1. The Gorard (Citation1997) paper and what followed was something of a breakthrough, both in terms of the methods and data used to examine the impact of school choice and in the results that ran contrary to almost all of the UK work that had gone before it—as any citation search will attest. That is why direct confirmation such as that by Allen and Vignoles (Citation2006) is important. What is peculiar is that these authors, and others, still wish to argue about the relative merits of different indices more than they are willing to state clearly (in their abstract, for example) the significance of their direct replication of my work from a decade earlier. Whichever decent approach is used leads to the same substantive findings as mine. That is crucial in what Allen and Vignoles, and others, have now done. The rest is interesting, but empirically and substantively much less relevant.

2. But they also state that the true level of segregation is lower than I have stated. This is because they use a different metric and so the numbers they generate are smaller (although highly correlated with mine). This unfounded comment by Allen and Vignoles is almost exactly like a claim that someone has overstated a length because they measure it in feet rather than yards. For more on this, see Gorard (Citation2007).

3. Although some readers might think that this perfect correlation between the residuals of D and GS would be obvious from the similarity in their calculations, it is worth stressing here because there are some commentators to whom this identity is not obvious, but who are nevertheless taken seriously by others. Allen and Vignoles (Citation2006), for example, try to portray the two indices as fundamentally different. They are not. And, as this paper shows, unless the distribution of the underlying measure changes fundamentally (as it did in 1992) then they give exactly the same substantive results—as should all decent indices of segregation.

4. Some commentators, again including Allen and Vignoles (Citation2006), might object that using these real‐life data on schools is somehow unfair and that at extremes the values of D and GS would diverge in some way.

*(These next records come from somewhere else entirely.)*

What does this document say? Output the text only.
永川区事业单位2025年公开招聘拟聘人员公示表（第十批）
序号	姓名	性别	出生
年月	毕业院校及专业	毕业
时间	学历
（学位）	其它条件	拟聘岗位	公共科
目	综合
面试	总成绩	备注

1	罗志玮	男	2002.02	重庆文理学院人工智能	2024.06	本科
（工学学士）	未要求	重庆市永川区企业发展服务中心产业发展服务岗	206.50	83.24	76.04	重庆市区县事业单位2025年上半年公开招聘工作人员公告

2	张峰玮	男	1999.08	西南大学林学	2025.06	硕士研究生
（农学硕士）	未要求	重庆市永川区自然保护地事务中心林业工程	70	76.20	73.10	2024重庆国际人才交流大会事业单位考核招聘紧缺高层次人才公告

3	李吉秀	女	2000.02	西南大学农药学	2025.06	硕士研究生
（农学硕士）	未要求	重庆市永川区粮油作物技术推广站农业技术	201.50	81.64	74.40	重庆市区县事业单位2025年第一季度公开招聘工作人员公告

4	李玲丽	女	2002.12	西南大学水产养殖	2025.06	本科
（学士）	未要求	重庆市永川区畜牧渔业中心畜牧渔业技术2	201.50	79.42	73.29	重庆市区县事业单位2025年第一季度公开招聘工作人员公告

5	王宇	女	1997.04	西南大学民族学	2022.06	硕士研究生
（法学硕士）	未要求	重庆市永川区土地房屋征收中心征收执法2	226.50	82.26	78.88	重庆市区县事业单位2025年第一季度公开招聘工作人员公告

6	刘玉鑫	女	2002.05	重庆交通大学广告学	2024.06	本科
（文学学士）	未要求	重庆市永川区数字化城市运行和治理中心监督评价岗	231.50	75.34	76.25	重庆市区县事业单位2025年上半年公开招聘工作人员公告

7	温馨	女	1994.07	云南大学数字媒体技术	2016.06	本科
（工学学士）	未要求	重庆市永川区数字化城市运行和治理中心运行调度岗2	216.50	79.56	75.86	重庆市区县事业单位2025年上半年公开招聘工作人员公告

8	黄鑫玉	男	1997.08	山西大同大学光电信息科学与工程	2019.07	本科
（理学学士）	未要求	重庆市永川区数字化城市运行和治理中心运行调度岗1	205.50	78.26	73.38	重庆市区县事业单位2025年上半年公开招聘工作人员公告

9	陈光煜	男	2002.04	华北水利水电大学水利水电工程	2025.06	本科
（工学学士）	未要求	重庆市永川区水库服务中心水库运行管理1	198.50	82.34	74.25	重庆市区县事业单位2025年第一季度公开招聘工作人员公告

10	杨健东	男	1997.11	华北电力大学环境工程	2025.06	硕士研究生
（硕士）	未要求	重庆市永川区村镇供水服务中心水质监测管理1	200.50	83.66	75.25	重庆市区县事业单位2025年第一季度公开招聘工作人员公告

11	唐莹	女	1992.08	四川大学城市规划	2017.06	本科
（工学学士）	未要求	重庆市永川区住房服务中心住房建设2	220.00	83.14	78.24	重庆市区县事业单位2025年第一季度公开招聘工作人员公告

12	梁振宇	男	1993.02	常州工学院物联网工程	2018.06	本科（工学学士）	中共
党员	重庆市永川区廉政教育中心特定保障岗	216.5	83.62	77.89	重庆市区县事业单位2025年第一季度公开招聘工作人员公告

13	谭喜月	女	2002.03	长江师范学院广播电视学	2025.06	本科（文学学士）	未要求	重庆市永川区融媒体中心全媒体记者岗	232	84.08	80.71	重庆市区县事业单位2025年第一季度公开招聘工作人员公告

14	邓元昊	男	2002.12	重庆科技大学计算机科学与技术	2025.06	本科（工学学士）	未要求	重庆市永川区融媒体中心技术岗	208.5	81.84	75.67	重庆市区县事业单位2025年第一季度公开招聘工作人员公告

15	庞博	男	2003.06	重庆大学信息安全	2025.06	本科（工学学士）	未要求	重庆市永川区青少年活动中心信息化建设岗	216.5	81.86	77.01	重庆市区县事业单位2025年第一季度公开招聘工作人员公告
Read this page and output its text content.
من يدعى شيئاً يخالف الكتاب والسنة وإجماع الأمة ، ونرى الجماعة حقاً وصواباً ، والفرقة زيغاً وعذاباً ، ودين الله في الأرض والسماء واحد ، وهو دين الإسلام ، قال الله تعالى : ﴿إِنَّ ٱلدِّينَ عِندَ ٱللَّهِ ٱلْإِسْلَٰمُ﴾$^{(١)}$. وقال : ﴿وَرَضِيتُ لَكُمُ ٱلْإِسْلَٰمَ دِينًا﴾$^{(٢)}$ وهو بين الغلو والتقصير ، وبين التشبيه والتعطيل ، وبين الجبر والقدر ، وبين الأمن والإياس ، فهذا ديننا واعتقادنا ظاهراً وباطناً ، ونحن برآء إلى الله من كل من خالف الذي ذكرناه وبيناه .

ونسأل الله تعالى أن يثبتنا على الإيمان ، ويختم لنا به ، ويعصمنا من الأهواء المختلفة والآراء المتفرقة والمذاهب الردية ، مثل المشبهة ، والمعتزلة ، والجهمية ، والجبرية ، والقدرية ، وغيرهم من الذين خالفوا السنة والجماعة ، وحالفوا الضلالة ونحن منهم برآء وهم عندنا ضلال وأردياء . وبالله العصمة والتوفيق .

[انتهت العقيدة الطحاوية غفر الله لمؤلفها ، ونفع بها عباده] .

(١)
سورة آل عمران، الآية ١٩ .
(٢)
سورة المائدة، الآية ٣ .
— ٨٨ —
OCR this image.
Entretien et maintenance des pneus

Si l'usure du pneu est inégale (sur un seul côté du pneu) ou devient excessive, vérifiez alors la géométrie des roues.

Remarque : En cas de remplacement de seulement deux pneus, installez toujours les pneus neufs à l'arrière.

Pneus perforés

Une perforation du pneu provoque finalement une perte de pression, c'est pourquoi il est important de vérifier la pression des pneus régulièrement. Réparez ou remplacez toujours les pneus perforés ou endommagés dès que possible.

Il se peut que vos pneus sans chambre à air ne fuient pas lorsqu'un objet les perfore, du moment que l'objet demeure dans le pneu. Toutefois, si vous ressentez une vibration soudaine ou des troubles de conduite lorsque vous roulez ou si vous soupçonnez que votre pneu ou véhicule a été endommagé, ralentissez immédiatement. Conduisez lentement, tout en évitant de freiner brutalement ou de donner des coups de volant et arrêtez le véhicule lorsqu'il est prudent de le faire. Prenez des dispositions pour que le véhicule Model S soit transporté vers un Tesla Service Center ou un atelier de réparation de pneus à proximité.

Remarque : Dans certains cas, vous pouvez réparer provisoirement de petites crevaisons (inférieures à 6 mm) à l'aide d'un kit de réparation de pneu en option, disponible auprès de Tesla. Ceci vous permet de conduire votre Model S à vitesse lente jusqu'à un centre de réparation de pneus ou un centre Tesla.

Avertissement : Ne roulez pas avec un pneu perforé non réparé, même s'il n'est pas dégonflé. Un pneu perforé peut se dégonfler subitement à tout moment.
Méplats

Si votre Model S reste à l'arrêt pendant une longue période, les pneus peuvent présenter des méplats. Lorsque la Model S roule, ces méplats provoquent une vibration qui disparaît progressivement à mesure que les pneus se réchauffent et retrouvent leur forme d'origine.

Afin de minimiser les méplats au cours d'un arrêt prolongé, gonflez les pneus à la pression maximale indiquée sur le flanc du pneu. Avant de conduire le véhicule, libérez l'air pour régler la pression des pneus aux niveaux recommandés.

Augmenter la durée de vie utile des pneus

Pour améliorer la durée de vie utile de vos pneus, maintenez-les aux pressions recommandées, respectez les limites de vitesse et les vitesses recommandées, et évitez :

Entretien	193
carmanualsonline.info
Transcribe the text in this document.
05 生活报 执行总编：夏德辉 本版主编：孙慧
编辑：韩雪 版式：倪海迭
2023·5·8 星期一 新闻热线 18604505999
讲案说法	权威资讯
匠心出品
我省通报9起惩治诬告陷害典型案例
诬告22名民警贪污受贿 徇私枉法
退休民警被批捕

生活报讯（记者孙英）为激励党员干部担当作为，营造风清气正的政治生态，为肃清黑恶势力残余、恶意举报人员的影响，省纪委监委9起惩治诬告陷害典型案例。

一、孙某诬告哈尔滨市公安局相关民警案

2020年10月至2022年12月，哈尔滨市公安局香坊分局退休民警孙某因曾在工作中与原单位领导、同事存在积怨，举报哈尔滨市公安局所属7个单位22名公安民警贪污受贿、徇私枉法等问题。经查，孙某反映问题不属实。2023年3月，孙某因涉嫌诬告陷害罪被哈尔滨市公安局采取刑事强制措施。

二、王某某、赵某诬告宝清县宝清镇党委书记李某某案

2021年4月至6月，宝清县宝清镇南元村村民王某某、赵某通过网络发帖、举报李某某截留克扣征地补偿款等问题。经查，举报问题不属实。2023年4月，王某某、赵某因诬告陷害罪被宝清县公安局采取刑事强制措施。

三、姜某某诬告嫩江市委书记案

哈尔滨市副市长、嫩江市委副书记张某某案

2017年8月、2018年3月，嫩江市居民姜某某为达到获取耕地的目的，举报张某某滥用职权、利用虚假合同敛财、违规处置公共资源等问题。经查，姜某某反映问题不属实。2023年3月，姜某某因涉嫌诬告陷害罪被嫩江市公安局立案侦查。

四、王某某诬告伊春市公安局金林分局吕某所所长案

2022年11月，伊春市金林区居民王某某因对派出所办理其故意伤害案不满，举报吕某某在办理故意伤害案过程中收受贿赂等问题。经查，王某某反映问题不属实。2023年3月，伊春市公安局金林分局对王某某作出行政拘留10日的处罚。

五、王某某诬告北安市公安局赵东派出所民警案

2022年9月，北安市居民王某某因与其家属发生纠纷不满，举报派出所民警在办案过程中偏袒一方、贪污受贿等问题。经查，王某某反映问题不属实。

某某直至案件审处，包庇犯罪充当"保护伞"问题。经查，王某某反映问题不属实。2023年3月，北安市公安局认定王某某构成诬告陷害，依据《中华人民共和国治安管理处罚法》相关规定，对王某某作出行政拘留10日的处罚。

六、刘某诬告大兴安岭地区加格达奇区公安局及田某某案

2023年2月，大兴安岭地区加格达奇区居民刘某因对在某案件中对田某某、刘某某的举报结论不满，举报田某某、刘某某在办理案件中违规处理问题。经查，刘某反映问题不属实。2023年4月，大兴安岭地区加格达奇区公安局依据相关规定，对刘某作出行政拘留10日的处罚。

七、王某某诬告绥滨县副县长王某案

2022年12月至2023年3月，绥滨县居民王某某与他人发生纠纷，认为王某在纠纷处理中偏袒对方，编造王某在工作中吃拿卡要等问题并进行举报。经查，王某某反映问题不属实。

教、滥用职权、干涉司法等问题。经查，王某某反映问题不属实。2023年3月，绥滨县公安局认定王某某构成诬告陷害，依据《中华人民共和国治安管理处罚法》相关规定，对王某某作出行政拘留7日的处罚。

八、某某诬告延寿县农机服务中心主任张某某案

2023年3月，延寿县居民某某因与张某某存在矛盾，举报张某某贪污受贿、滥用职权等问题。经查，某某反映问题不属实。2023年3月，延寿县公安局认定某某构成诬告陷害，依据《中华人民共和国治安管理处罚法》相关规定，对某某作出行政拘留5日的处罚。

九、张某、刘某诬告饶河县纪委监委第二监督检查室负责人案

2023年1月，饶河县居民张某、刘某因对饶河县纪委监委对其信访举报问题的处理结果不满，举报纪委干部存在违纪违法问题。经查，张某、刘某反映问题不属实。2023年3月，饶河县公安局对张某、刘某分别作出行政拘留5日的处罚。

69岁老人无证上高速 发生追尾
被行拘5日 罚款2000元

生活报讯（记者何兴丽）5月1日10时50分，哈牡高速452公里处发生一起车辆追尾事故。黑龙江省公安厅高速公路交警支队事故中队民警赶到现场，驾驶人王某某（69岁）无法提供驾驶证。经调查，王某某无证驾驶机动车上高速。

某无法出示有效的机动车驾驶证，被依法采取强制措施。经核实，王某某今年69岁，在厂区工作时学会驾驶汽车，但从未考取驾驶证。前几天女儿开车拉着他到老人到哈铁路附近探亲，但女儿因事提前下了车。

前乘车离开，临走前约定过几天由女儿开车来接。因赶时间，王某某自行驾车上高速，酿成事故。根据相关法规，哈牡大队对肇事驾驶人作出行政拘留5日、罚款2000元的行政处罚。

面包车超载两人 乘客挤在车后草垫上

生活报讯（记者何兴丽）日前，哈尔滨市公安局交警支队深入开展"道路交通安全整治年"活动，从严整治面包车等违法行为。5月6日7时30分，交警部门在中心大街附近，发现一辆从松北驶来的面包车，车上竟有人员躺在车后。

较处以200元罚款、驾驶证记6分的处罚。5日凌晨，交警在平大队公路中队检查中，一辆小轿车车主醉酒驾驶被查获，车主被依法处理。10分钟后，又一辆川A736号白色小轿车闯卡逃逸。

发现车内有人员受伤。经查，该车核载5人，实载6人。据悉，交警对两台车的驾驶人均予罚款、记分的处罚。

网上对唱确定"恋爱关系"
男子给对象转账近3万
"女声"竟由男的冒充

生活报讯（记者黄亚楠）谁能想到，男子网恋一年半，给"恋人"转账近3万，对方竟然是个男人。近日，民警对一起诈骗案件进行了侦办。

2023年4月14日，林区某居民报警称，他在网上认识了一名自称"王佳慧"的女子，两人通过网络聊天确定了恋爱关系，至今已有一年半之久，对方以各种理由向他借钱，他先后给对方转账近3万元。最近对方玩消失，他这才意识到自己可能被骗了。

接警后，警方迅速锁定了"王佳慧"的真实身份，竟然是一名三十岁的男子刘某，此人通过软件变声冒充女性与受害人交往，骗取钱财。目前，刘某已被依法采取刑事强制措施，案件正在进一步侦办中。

We have no reason from the formulae, from simulations or from real‐life to expect this perfect correlation to go wrong for any given set of figures. Again, for further discussion of the errors made by Allen and Vignoles (Citation2006), such as those surrounding the boundaries for D and GS, see Gorard (Citation2007).

5. The use of two decimal places in all tables for this paper must not mislead readers of a less numerate disposition into imagining that the variation of less than 5/1000ths between some measures in any one year in Table means that Dt and GSt, for example, cannot correlate at a value within less then 5/1000ths of 1.00 in Table .

6. Figure shows why this difference might matter in an analysis changing indicators between take‐up and eligibility. Of course, an analyst might not want such invariance if their object of study was focused on the differences in trends between segregation by take‐up and by eligibility. As above, each analysis needs to justify its use of an index. There is no one perfect index for all situations.